A circle with radius $r_1=1$ is inscribed in an equilateral triangle. The triangle itself is inscribed in a larger circle and this larger circle is inscribed in a square. If we continue this process of alternatively circumscribing between a circle and a regular $n$-gon, theoretically, we will end up with a circle whose radius is $r_\infty$ and we cannot circumscribe that circle with any larger regular polygon (since regular $n$-gon will become a circle when $n$ tends toward infinity). Find the value of $r_\infty$.

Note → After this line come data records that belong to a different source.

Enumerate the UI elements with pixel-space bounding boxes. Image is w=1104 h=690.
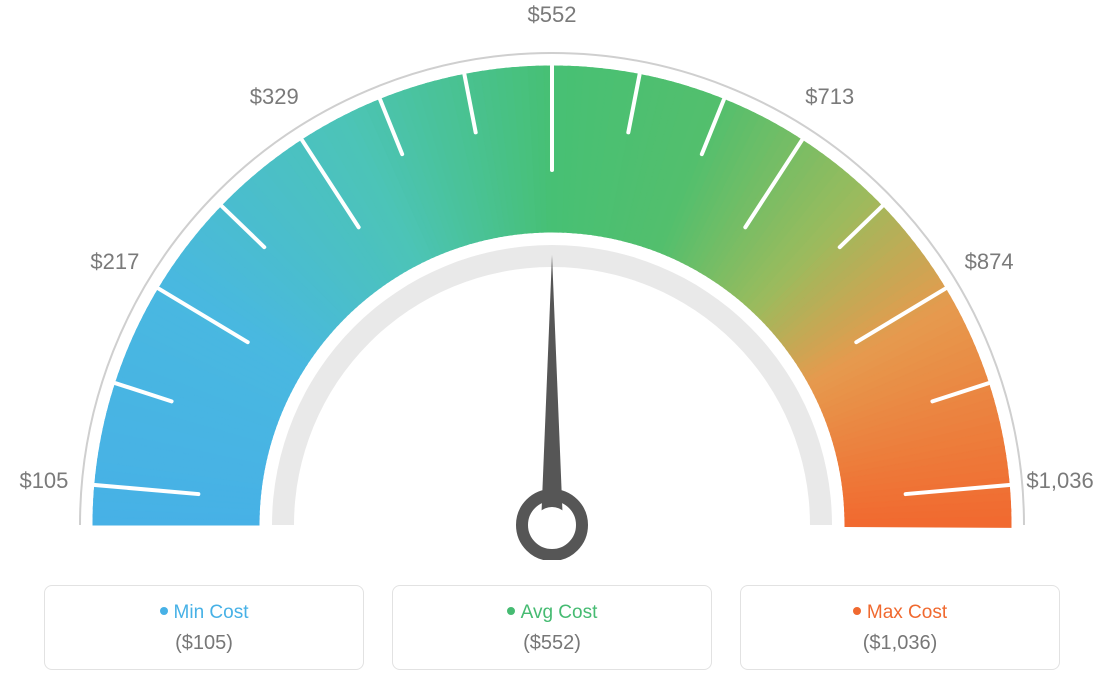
gauge-container: $105 $217 $329 $552 $713 $874 $1,036 xyxy=(0,0,1104,560)
legend-title-min: Min Cost xyxy=(55,602,353,624)
legend-dot-avg xyxy=(507,607,515,615)
legend-card-avg: Avg Cost ($552) xyxy=(392,585,712,670)
legend-card-min: Min Cost ($105) xyxy=(44,585,364,670)
legend-row: Min Cost ($105) Avg Cost ($552) Max Cost… xyxy=(0,585,1104,670)
legend-value-min: ($105) xyxy=(55,632,353,655)
legend-label-min: Min Cost xyxy=(174,602,249,623)
gauge-tick-label: $329 xyxy=(250,84,299,110)
gauge-tick-label: $217 xyxy=(90,249,139,275)
legend-value-max: ($1,036) xyxy=(751,632,1049,655)
gauge-tick-label: $105 xyxy=(19,468,68,494)
gauge-tick-label: $1,036 xyxy=(1026,468,1093,494)
legend-label-max: Max Cost xyxy=(867,602,947,623)
legend-dot-min xyxy=(160,607,168,615)
gauge-tick-label: $552 xyxy=(528,2,577,28)
gauge-svg xyxy=(0,0,1104,560)
legend-title-avg: Avg Cost xyxy=(403,602,701,624)
legend-card-max: Max Cost ($1,036) xyxy=(740,585,1060,670)
legend-title-max: Max Cost xyxy=(751,602,1049,624)
gauge-tick-label: $713 xyxy=(805,84,854,110)
gauge-tick-label: $874 xyxy=(965,249,1014,275)
legend-dot-max xyxy=(853,607,861,615)
legend-value-avg: ($552) xyxy=(403,632,701,655)
legend-label-avg: Avg Cost xyxy=(521,602,598,623)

I figure that because the relationship between the apothem $a$ and circumradius $r$ of a regular $n$-gon is: $r=\frac{a}{\cos\frac{\pi}{n}}$, I would have to calculate the infinite product: $$r_\infty=\prod_{n=3}^{\infty} \frac{1}{\cos(\frac{\pi}{n})}$$
Does this infinite product converge? If it is, what is the value of $r_\infty$ and how to compute it? Please help, thank you all in advance.
Since $\frac{1}{\cos(\frac{\pi}{n})} \geq 1$ the product $\prod_{n=3}^{\infty} \frac{1}{\cos(\frac{\pi}{n})}$ converges if and only if $\sum_{n=3}^{\infty}\left( \frac{1}{\cos(\frac{\pi}{n})}-1 \right)$ converges.
Now $$\lim_{n\to \infty} \frac{\frac{1}{\cos(\frac{\pi}{n})}-1}{\frac{1}{n^2}}= \lim_{n\to \infty} \frac{1}{\cos(\frac{\pi}{n})}\frac{1-\cos(\frac{\pi}{n})}{\frac{1}{n^2}}= \lim_{n\to \infty} \frac{1-\cos(\frac{\pi}{n})}{\frac{1}{n^2}}\\=\pi^2\lim_{n\to \infty} \frac{1-\cos(\frac{\pi}{n})}{\frac{\pi^2}{n^2}}=\pi^2\lim_{x \to 0} \frac{1-\cos(x)}{x^2}=\frac{\pi^2}{2}$$
Since $\sum_{n=3}^\infty \frac{1}{n^2}$ converges, by the lmit comparison theorem $\sum_{n=3}^{\infty}\left( \frac{1}{\cos(\frac{\pi}{n})}-1 \right)$ converges. Therefore, your product converges.